CFOs and CEOs, who have had to worry in recent years about being held personally liable for financial statements, have a new concern: They could be found liable for bribes that local managers might be paying in foreign countries to promote their companies' business there. Both the Securities and Exchange Commission and the Department of Justice say they are stepping up enforcement of the Foreign Corrupt Practices Act (FCPA), a 1977 law that makes it illegal for U.S. companies to bribe foreign government officials--a loose term that could be inter-preted to mean anyone who works for a state-owned or state-controlled firm overseas.
In testimony to a Senate committee in September, Robert Khuzami, director of the SEC's Enforcement Division, said he was establishing a special unit to "focus on new and proactive approaches to identifying violations of the Foreign Corrupt Practices Act."
In the past, says Michael Koehler, a law professor at Butler University specializing in the FPCA, most SEC and Justice Department cases were brought to the agencies' attention by company managers anxious to avoid indictment, and settlements have tended to be lenient because of that cooperation. If investigators start ferreting out cases, penalties could be more severe, Koehler suggests.
Cheryl Scarboro, associate director of the SEC's Enforcement Division, says the agency will be making a "coordinated effort to reach out to regulators in other countries, and to use other resources at our disposal to detect potential wrongdoing before it's brought to our attention." Referring to the plans for a dedicated FPCA unit, she adds, "By specializing, we'll be able to do more of it."
Mark Mendelsohn, deputy chief of the Justice Department's Fraud Section, says Justice has been stepping up its FPCA enforcement for "several years," in part by forming FCPA units employing specially trained FBI agents.
Mendelsohn says the goal is to "create positive incentives" for company managers to come forward with evidence of bribery.
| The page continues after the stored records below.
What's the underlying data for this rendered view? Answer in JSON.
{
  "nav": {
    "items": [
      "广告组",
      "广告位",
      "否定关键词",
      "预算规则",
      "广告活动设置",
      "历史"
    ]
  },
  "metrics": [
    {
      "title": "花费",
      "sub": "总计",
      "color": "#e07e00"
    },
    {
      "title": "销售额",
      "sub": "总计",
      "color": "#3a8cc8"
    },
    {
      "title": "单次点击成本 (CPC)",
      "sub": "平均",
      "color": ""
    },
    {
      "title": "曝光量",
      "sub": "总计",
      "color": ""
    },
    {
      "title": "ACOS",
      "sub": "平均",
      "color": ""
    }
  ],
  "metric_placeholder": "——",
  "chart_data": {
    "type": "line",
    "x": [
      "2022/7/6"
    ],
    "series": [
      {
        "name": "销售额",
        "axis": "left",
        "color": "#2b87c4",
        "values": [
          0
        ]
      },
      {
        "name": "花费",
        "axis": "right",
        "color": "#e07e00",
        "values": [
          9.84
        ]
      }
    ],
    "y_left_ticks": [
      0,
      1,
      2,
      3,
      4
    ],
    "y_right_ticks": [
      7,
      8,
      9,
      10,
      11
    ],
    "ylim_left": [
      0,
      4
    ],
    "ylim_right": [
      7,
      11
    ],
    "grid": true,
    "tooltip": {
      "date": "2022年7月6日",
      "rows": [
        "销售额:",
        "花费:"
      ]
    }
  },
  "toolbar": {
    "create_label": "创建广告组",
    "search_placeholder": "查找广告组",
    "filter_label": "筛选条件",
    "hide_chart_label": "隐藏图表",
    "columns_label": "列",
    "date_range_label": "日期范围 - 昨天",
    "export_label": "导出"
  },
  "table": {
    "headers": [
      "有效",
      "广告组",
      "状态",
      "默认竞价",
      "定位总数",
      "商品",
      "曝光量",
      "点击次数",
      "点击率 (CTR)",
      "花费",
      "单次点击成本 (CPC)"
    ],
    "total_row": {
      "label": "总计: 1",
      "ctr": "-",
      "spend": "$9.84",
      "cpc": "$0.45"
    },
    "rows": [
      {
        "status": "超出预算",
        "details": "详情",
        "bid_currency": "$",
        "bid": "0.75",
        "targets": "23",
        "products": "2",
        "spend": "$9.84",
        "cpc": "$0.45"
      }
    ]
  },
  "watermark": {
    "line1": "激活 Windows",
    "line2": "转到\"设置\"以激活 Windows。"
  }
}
Cooperation can lead to reduced sentences under federal sentencing guidelines, he adds. "The flip side is, where companies don't cooperate, the penalties can be a lot worse."
A new development, Mendelsohn says, is growing international cooperation on corporate bribery cases. The Siemens case is an example: Brought in both the U.S. and Germany, it led to settlements in both countries. Siemens pleaded guilty to operating a multi-billion-dollar slush fund to win overseas contracts. It paid an $800-million fine to the Justice Department and SEC and a 395-million euro fine in Germany.